The sad fate of sperm slaves

I'm in an airport with high windows like in a cathedral. Having moved along on a ledge that is half way up the wall I have now come to its end. So I must jump off. The ground down there is paved with slabs of a beautiful black stone. I see a tall man in an overall, a cleaner presumably, who is busy squirting some liquid all over the place. The stuff is milky, almost transparent, but strongly reflective at the surface. I suppose it is a cleaning fluid.

Jumping off I commence sailing down and, in the process, push myself off the wall with the tips of my outstretched fingers: I want to amend my trajectory, to avoid landing in the area of puddles around the man. It works out nicely. Having reached dry ground I start running: through a doorway, down a dark hall. But I'm not getting away from the liquid on the ground, all the time I  have to sidestep more puddles, actually they are becoming impossible to avoid. And running through them is nasty: the stuff is thicker than water, slippery and sticks to my soles.
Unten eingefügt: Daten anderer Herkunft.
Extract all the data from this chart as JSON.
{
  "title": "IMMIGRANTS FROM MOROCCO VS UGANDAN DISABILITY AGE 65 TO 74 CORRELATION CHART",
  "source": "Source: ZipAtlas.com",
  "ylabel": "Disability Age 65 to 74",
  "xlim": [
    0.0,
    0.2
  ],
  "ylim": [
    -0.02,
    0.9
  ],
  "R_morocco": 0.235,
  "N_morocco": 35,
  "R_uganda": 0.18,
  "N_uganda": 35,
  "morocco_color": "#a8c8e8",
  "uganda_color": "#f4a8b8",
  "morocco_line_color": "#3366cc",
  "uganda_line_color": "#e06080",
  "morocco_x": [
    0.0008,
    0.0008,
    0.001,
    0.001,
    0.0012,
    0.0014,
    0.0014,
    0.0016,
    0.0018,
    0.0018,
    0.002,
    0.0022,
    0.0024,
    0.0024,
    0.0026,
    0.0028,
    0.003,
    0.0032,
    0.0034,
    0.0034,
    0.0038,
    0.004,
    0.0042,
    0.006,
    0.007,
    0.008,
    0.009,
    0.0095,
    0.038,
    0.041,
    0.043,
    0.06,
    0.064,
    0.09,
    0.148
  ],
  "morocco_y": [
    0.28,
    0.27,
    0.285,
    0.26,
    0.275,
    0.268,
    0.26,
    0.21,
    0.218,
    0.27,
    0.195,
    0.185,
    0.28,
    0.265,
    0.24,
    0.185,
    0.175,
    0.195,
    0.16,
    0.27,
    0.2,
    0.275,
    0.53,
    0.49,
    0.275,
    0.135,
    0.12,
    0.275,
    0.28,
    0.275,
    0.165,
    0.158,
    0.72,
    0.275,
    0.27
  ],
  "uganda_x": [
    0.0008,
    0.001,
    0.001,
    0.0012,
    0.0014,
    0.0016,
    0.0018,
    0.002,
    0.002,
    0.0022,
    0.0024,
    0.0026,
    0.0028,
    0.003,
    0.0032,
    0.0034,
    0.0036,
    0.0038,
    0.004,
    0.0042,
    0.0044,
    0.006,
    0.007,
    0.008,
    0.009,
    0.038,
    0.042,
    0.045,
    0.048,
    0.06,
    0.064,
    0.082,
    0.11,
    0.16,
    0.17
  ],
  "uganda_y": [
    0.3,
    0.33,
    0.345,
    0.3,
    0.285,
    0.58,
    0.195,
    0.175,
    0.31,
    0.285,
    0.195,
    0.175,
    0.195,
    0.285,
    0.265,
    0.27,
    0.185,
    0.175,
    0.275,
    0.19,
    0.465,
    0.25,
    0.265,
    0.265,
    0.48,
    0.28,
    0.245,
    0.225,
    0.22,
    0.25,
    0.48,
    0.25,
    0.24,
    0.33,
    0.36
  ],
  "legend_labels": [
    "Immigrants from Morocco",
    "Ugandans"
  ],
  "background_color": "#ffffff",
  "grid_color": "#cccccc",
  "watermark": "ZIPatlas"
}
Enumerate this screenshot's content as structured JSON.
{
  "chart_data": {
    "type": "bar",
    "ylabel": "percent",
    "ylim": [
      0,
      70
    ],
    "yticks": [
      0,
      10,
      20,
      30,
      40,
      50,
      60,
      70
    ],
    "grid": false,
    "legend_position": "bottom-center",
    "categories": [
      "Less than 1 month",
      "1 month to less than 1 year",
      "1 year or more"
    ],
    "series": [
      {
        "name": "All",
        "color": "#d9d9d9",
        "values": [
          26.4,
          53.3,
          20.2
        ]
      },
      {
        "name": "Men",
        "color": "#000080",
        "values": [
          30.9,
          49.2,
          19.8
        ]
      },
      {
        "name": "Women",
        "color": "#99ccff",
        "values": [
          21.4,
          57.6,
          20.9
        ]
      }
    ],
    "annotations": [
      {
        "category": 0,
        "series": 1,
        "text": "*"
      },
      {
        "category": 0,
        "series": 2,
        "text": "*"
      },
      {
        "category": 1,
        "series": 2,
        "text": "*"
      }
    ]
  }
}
There is a balustrade to my left beyond wich lie the immesurable and empty black bowels of this place. A woman in a dress of silvery gray is leaning with her back to the railing. She looks Arab, rather self-satisfied, talking into her mobile phone oblivious of everything else. She's wearing sandals on her bare feet and running by I notice one very large, silver-painted toenail sticking out. It is a grotesque sight. But she apparently even feels beautiful exhibiting such an ugly part.

Having passed her and, after reaching the end of the corridor, descending a curved counter-clockwise stairway I still hear her voice like a running commentary in my ear. She is talking on the phone to her girlfriend, now about seed. - A strange subject, are Arab females not supposed to be decorous? But the meaning is clear: seed equals sperm. She's talking about a man, her father, a great man whom she greatly admires, who apparently has donated his seed. She seems to be quite enthusiastic about it. Nonetheless, she advises her friend not to take this:

"Oh no, don't take this .."

Continuing down the spiral I hear her talking about prisoners now: men enslaved by the sperm bank. Specifically she's referring to one of them as a "soldier of Britain in too much oil". Indeed, I know him, know about his fate: He is an Englishman and already at the time when he was taken prisoner wasn't in a good way. "They don't last very long", I hear her saying, so I suppose that the prisoners are squeezed dry by the bank until they dwindle into nothingness and, I presume, die. It looks as though the Englishman is lost, poor soul.

Having reached the ground floor, I'm now moving down a clinically clean hall towards a distant exit radiating daylight. Walking  past alcoves with state-of-the-art medical appliances I see in one of them a number of coffin-sized containers sitting on raised platforms. Containing, I suppose, the sperm slaves.